A recent analysis reveals that projected electricity demand in the United States is soaring to potentially unsustainable levels, primarily fueled by the explosive growth of data centers for artificial intelligence. Over the next five years, utilities anticipate a surge in power needs equivalent to 15 times the peak load of New York City. A new report cautions that these forecasts may be significantly inflated, yet utilities are already planning massive infrastructure investments, often in fossil fuels, which could drive up consumer costs and increase CO2 emissions unless carefully managed by regulators.
According to a report from the consultancy Grid Strategies, U.S. utility forecasts for peak grid demand are expected to reach 166 gigawatts by 2030, a sixfold increase over projections made just three years ago. The vast majority of this growth, approximately 90 gigawatts, is attributed to the development of new data centers.
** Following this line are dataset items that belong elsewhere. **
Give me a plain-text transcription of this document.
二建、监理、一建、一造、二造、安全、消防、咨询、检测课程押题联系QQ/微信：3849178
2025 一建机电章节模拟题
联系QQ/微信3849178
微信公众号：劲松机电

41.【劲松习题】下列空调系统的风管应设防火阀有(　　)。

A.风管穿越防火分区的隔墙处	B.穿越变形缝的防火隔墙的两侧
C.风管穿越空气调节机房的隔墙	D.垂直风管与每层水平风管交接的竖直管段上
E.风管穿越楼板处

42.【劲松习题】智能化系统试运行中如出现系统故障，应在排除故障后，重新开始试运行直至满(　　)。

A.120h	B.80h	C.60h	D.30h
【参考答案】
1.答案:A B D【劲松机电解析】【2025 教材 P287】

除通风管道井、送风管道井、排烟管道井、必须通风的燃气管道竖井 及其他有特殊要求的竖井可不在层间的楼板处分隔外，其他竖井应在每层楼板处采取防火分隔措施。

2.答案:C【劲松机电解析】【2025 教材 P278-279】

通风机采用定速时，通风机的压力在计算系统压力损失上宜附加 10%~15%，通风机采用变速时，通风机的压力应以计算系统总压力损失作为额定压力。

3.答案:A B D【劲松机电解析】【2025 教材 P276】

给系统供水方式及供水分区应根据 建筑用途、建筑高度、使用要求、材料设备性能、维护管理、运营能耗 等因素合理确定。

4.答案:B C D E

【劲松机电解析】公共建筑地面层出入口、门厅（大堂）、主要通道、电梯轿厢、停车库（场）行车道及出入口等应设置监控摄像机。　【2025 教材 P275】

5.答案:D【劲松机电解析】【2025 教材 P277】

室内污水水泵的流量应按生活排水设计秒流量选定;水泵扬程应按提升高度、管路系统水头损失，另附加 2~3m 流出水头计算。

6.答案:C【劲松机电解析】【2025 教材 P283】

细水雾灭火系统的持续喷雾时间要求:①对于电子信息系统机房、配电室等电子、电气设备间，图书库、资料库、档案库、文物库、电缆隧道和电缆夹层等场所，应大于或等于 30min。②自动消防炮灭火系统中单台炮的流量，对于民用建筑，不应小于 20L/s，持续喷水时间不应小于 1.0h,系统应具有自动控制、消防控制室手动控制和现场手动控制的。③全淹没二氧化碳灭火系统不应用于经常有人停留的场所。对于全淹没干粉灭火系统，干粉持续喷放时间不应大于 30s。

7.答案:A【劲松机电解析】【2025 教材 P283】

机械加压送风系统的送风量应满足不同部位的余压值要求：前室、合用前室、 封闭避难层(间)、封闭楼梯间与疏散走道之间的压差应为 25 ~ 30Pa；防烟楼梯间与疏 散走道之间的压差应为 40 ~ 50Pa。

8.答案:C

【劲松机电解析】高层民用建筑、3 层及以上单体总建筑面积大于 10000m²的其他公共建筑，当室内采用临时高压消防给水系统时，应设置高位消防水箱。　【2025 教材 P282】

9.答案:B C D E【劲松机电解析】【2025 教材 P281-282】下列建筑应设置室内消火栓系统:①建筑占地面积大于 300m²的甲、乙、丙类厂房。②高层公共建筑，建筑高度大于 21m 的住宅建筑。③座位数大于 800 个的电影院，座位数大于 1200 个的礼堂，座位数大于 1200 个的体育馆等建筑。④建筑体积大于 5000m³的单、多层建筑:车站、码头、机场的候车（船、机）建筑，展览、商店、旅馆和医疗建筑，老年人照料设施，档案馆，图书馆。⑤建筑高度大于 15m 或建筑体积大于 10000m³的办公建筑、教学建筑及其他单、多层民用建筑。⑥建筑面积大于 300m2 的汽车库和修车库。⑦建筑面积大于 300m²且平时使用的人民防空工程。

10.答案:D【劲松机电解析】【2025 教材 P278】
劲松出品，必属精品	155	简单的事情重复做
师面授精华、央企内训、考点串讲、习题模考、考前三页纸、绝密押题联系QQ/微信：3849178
This boom is driven by tech giants investing heavily in AI, alongside substantial needs from cryptocurrency mining, cloud computing, and other IT services. John Wilson, lead author of the report, described the figures as “phenomenal” for an industry accustomed to much slower growth.
Despite these staggering projections, the report suggests a degree of caution is warranted. Grid Strategies found that utility forecasts might be overstating future data center demand by as much as 40 percent. This potential exaggeration stems from developers proposing the same project to multiple utilities to find the best terms, as well as the speculative nature of many proposed facilities that may never be built. This uncertainty is particularly significant given the emergence of “gigawatt-scale” data centers, each consuming as much power as a small city, where a single cancellation could have major implications for grid planning.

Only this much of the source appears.